U.S. equities slumped, with major stock indexes posting their biggest daily decline since August.


"Today's sharp sell-off across the complex developed largely in response to additional negative economic data in the form of a disappointing ADP employment report and a bearish ISM manufacturing index figure," Jim Ritterbusch, president at Ritterbusch & Associates in Galena, Illinois, said in a note.


The data arrived ahead of the key U.S. May nonfarm payrolls report due on Friday and followed news that European manufacturing growth slipped sharply and China's factories expanded in May at their slowest pace in at least nine months.


Brent crude for July delivery fell $2.20 to settle at $114.53 a barrel, retreating from an earlier $117.28 peak.


U.S. July crude fell $2.41 to settle at $100.29 a barrel, having briefly dipped below $100 a barrel.


Trading volumes remained tepid, with totals for both Brent and U.S. crude below 30-day averages.


Both crude contracts extended losses in post-settlement trading late on Wednesday after the American Petroleum Institute (API) said U.S. crude stockpiles rose last week.




U.S. crude oil stockpiles jumped 3.5 million barrels last week, the API said, against expectations stocks would be lower. Gasoline stockpiles rose 1.5 million barrels, while distillate inventories fell 1.4 million barrels, the API report showed.


Ahead of the API report, a Reuters analyst poll yielded a forecast for U.S. crude oil stocks to be down 1.3 million barrels, with distillate stocks expected to be down only 300,000 barrels and gasoline stocks up 800,000 barrels.


The government's report from the U.S. Energy Information Administration will follow on Thursday morning.

Also before the API data, a MasterCard report showed U.S. retail gasoline demand fell last week versus a year earlier, though demand was up versus the previous week as drivers geared up ahead of the Memorial Day holiday weekend.

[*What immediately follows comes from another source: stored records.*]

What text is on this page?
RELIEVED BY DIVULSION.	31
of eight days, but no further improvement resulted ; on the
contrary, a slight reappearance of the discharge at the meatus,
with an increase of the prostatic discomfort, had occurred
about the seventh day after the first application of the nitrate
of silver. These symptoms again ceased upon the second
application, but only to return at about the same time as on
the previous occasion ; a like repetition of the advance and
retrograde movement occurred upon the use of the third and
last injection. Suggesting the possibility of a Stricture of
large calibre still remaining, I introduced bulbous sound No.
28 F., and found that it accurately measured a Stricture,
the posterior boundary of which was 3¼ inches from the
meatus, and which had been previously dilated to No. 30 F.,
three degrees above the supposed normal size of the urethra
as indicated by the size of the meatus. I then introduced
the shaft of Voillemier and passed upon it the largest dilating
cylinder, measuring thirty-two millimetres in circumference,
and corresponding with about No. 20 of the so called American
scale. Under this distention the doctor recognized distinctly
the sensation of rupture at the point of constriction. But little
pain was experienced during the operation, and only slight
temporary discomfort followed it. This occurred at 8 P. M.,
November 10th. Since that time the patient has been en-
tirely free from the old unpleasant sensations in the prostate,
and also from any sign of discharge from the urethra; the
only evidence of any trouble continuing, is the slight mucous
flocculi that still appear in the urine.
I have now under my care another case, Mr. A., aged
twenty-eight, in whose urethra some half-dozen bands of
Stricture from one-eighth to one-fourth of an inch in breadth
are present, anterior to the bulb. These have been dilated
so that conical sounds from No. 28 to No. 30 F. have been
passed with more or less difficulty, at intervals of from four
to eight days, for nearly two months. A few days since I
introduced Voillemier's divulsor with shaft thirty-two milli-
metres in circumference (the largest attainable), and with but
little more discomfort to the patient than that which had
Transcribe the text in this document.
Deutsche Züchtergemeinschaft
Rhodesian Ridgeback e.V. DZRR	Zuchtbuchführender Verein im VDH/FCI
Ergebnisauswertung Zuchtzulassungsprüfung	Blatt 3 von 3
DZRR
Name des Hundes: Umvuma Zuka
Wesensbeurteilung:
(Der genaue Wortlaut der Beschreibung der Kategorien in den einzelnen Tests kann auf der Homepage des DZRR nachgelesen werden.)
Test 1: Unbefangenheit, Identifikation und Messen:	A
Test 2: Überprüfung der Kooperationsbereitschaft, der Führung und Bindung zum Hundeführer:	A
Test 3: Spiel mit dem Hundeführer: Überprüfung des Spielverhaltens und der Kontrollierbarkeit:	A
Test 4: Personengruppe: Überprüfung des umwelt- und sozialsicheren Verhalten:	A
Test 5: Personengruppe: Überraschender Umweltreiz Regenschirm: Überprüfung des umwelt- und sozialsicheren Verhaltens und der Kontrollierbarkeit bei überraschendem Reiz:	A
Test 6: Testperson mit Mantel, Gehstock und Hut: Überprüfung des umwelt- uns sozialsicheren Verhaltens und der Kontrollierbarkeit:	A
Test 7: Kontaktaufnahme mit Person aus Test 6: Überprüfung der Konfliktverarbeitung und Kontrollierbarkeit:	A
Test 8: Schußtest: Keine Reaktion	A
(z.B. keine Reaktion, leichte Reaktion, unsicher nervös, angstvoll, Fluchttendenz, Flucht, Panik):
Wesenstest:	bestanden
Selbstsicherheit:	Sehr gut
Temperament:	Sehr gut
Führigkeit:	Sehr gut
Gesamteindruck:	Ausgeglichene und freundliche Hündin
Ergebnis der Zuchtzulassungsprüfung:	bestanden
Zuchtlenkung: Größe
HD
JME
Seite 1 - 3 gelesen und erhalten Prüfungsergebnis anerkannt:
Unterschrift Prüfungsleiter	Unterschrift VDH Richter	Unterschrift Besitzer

U.S. gasoline futures tumbled more than 2 percent, ending below benchmark distillate heating oil futures.


Moody's ratings agency downgraded Greece's credit rating, helping lift the dollar index .DXY, which measures the greenback against a basket of currencies.


The dollar's earlier weakness did not stem oil's tumble. A weak dollar usually is supportive to dollar-denominated oil.


Rising tensions in the Middle East supported oil early, before the economic data sent prices in retreat.


Explosions ripped through a northern area of Yemen's capital and a powerful tribal group backing the ouster of President Ali Abdullah Saleh battled security forces in the country that borders Saudi Arabia.


Pipeline disruptions helped oil rally $2 on Tuesday, but TransCanada Corp (TRP.TO) said it expects to restart its 591,000 barrel per day (bpd) Keystone pipeline running from Alberta, Canada, to the Cushing, Oklahoma, oil hub after the second spill in less than a month forced it to shut on Sunday.